Scientists have developed a blood test which spots the relapse of lung cancer in patients, up to a year before the disease can be detected by CT scans and X-rays.
The study, funded by Cancer Research UK, identified the cause of relapse of the disease and how it spreads, in a discovery that could lead to earlier treatment for patients.
By analysing tumours from 100 lung cancer patients, researchers at medical research centre Francis Crick Institute found that those containing a higher proportion of “unstable chromosomes” - those which cause genetic chaos and allow the tumour to evolve - were four times more likely to encounter a relapse or die within two years.
Genetically diverse tumours are harder to treat as they are more likely to spread and become drug-resistant.
In a study using 96 of those 100 patients, scientists screened their blood for circulating tumour DNA - bits of DNA that had “broken off” from a tumour - in order to uncover defects present in the patient’s cancer.
They used this information to analyse blood samples from 24 patients who had undergone surgery, and were able to identify more than 90% of cancer cases likely to return, up to a year before other clinical methods, such as CT scans or an X-ray, could detect the illness.

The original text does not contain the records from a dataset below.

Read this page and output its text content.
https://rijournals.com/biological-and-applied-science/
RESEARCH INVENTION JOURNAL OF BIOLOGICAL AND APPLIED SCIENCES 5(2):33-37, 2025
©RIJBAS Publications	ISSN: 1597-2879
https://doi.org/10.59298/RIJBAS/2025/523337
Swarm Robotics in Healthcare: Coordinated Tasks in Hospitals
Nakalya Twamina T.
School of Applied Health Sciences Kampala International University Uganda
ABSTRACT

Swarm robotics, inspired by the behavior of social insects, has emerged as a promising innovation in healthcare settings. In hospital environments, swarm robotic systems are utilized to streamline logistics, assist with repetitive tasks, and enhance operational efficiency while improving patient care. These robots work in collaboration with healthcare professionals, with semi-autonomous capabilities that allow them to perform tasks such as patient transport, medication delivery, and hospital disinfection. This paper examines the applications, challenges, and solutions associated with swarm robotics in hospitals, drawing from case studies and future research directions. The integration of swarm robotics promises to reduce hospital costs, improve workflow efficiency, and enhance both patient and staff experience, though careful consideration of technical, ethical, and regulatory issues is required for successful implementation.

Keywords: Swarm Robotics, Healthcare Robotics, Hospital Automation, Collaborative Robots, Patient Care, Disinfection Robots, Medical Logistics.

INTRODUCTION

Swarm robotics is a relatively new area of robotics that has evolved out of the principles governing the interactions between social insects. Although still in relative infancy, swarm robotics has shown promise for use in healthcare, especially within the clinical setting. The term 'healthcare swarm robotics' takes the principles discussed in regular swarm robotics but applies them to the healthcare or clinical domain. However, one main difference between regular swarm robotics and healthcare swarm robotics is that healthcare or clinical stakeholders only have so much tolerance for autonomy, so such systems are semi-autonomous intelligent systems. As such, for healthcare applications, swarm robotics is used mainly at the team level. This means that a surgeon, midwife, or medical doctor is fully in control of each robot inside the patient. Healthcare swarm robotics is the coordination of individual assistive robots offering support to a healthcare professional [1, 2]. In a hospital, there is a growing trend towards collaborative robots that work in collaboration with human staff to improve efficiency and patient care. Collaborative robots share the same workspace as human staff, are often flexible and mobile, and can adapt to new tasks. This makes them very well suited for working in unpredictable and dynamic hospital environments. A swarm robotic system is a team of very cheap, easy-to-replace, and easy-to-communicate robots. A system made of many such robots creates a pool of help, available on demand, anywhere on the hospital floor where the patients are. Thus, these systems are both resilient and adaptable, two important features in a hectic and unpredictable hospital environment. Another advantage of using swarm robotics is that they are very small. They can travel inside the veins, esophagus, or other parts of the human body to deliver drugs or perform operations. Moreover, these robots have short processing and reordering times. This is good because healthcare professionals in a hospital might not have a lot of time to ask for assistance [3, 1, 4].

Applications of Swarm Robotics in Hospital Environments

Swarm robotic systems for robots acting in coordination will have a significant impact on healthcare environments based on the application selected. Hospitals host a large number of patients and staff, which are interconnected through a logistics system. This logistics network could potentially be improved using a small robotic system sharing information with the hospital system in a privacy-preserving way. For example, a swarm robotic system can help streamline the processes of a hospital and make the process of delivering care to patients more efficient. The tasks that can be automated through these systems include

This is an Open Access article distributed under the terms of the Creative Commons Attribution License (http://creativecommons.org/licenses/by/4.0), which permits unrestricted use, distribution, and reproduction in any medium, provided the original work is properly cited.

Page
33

Lung cancer is the leading cause of cancer death among men and women in the UK, causing more than 20% of cancer deaths, according to Cancer Research UK.
Scientists also compared levels of tumour DNA in patients’ blood before and after post-surgery chemotherapy in the study, which was published in science journal Nature.
They found that the cancer returned when levels of tumour DNA in the blood were not reduced after the treatment, showing that the tumour had become partially resistant to the chemotherapy.
The findings could pave the way for the development of new drugs to target resistant parts of lung cancer tumours.
Dr Christopher Abbosh, lead author of the study, said: “In the future patients could be offered personalised treatments that target parts of the cancer responsible for relapse following surgery.
“Using circulating tumour DNA, we can identify patients to treat even if they have no clinical signs of disease, and also monitor how well therapies are working.
“This represents new hope for combating lung cancer relapse following surgery, which occurs in up to half of all patients.”
The study is the first of its kind to trace the evolution of the cancer in real time, from diagnosis to its death.
Professor Karen Vousden, Cancer Research UK’s chief scientist, said: “These findings could also help us to identify how lung cancers respond to therapy, building a bigger picture of the disease and potentially pointing the way to developing new treatments and, crucially, saving more lives.”